2. **Off-range pain slide** — Photo of a quoting-team rep on the phone, surrounded by 4 browser tabs of supplier websites, sticky notes everywhere. Source: OMX customer-service-team photography (with consent) or staged stock. NZ context critical — Albany or Auckland-South office aesthetic.
3. **PDX round-trip diagram** — Pure infographic: Ranged SKUs flow direct to PDX; un-ranged route through Snowflake -> AI enrichment -> human review -> promotion threshold -> PDX. OMX Slate-Blue + Coral palette.

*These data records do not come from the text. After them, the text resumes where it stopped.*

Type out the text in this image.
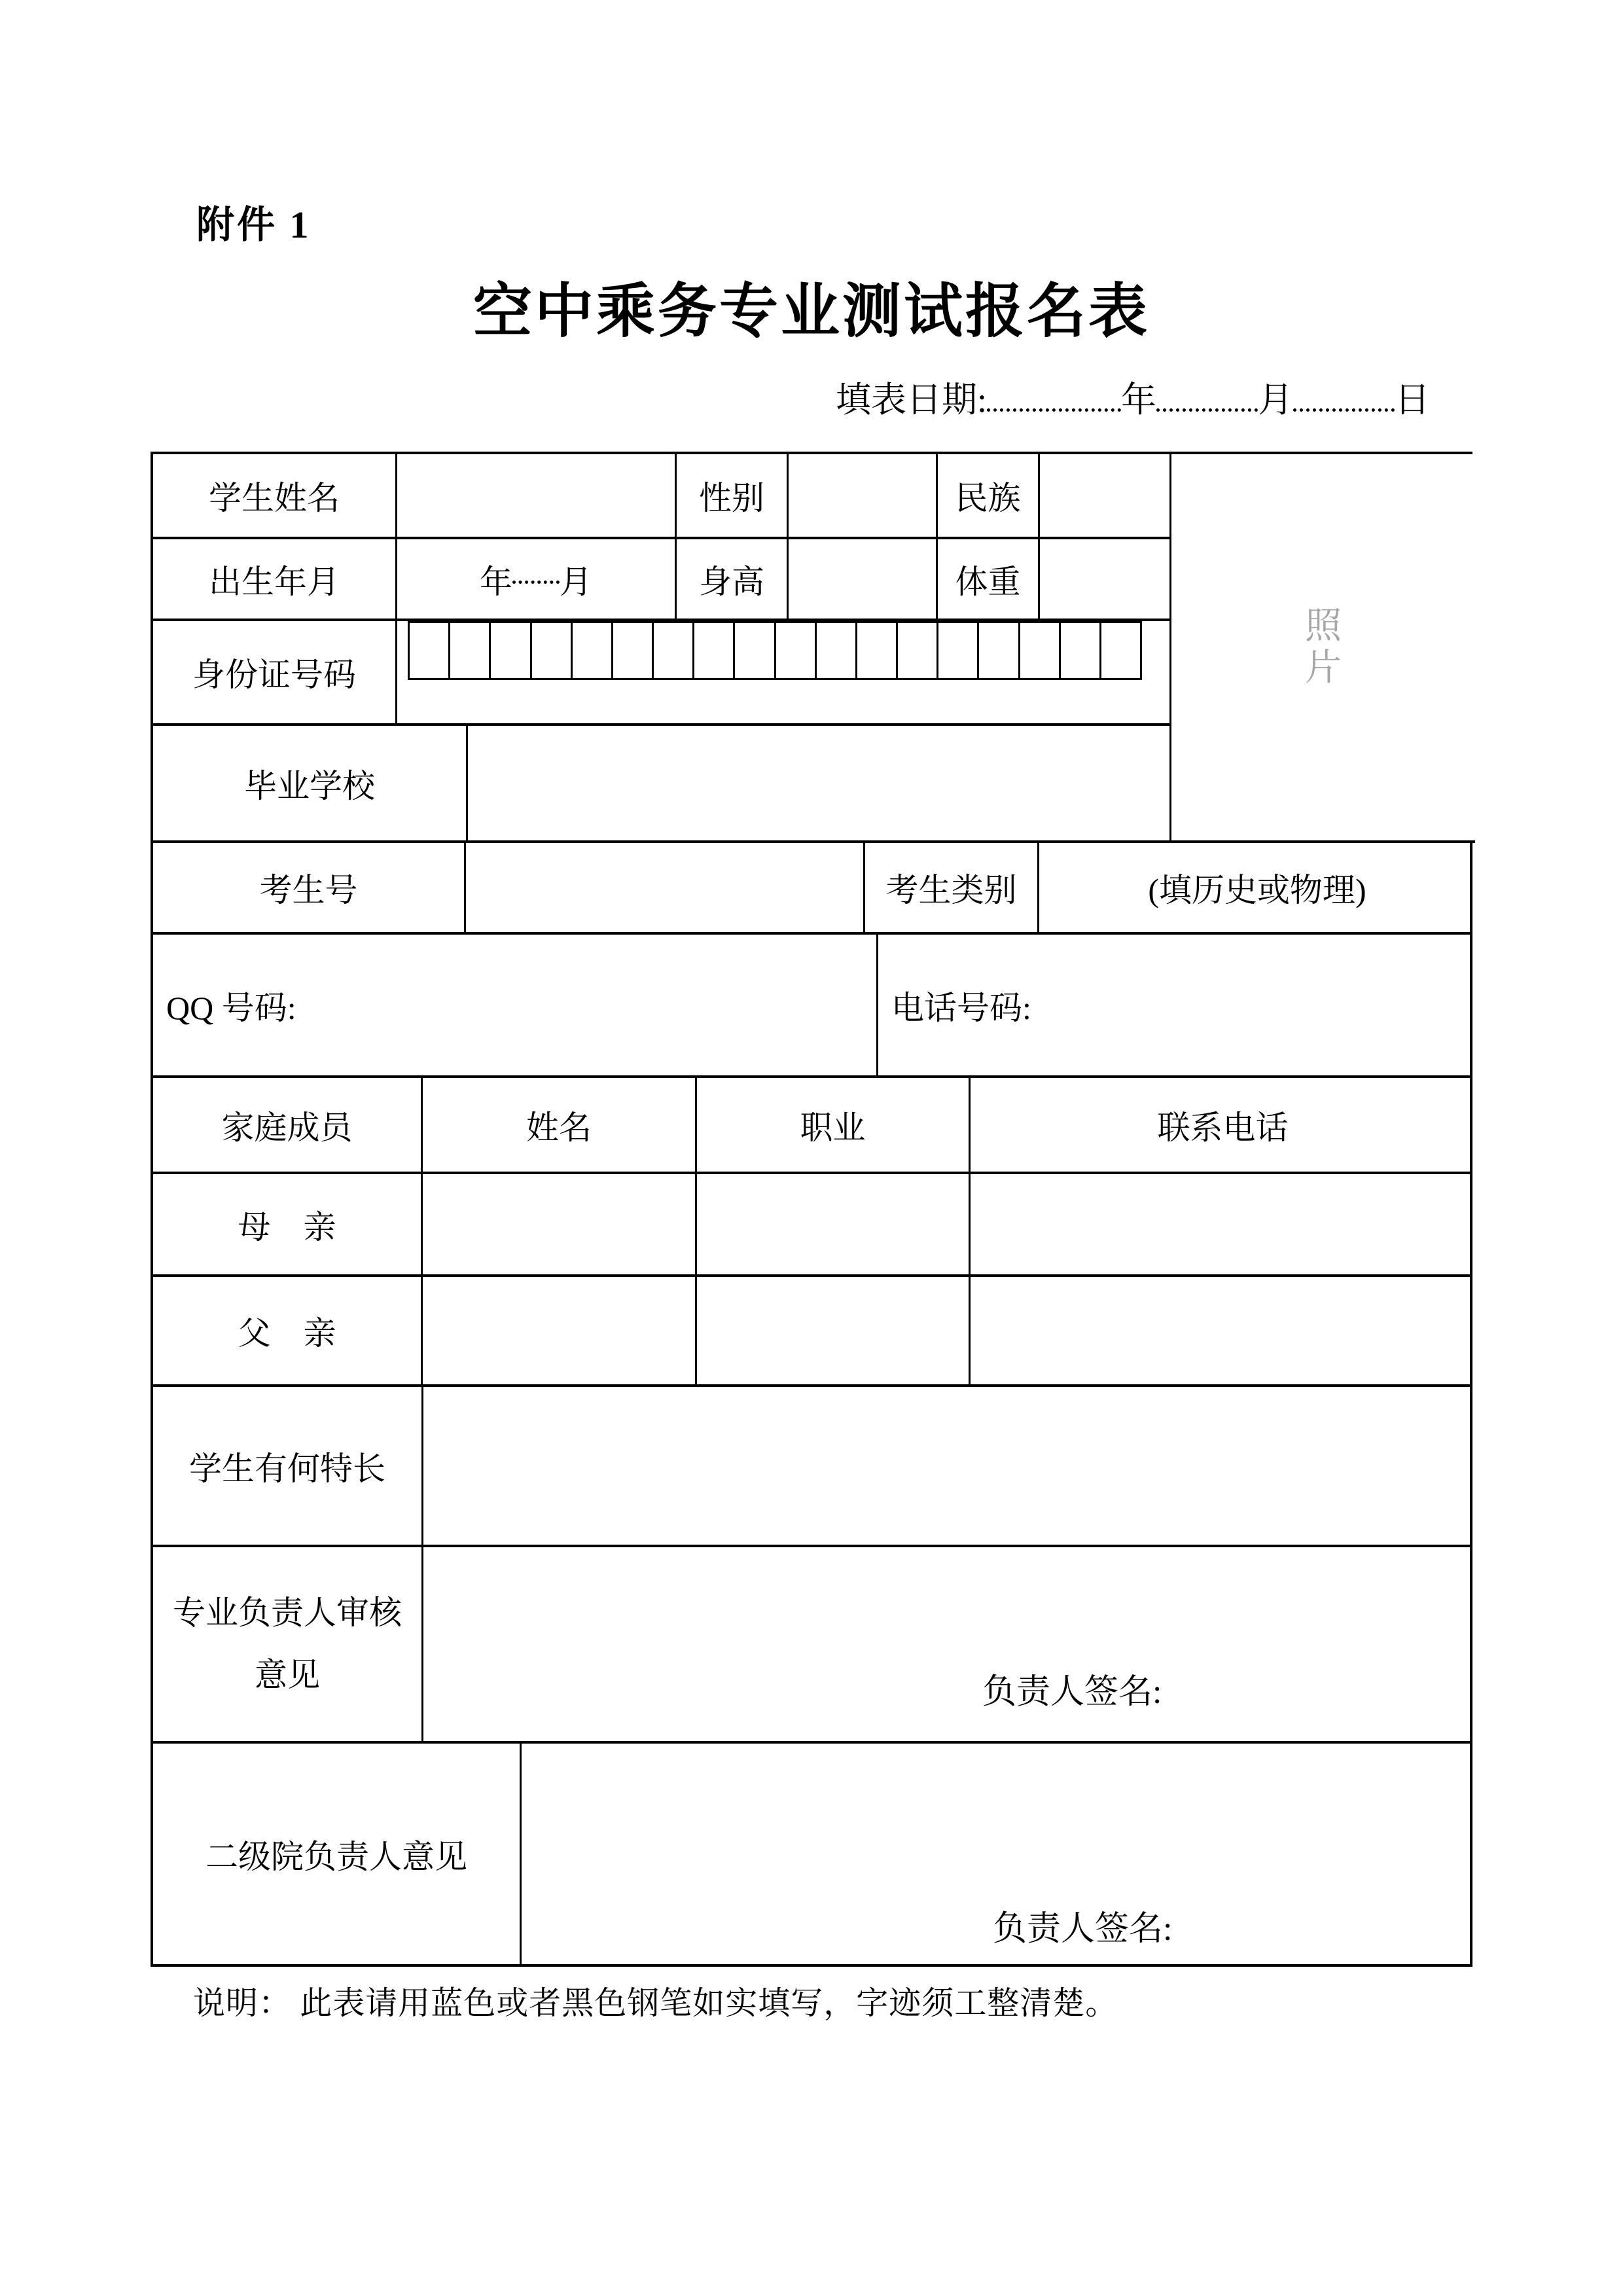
附件 1
空中乘务专业测试报名表
填表日期:	年	月	日
照片
学生姓名	性别	民族
出生年月	年 月	身高	体重
身份证号码
毕业学校
考生号	考生类别	(填历史或物理)
QQ 号码:	电话号码:
家庭成员	姓名	职业	联系电话
母　亲
父　亲
学生有何特长
专业负责人审核
意见	负责人签名:
二级院负责人意见
负责人签名:
说明： 此表请用蓝色或者黑色钢笔如实填写，字迹须工整清楚。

4. **AI enrichment economics slide** — Side-by-side: manual ($4-13/SKU stack of analyst hours) vs AI ($0.02-0.10/SKU laptop with API call). Annotated with NZ analyst rate. Source: composite infographic + photo elements.
5. **Before/after SKU record slide** — Real OMX SKU (sanitised) shown as: today's sparse 6-field record vs enriched 25-field record with hero image, alt views, GTIN, dimensions, spec sheet attached, classified to taxonomy depth-4. Source: Figma mock built from actual PDX schema.
6. **Data-quality scorecard slide** — Heat-map visual of all categories x quality dimensions (completeness / accuracy / consistency / age). Red-amber-green grid. Pure infographic.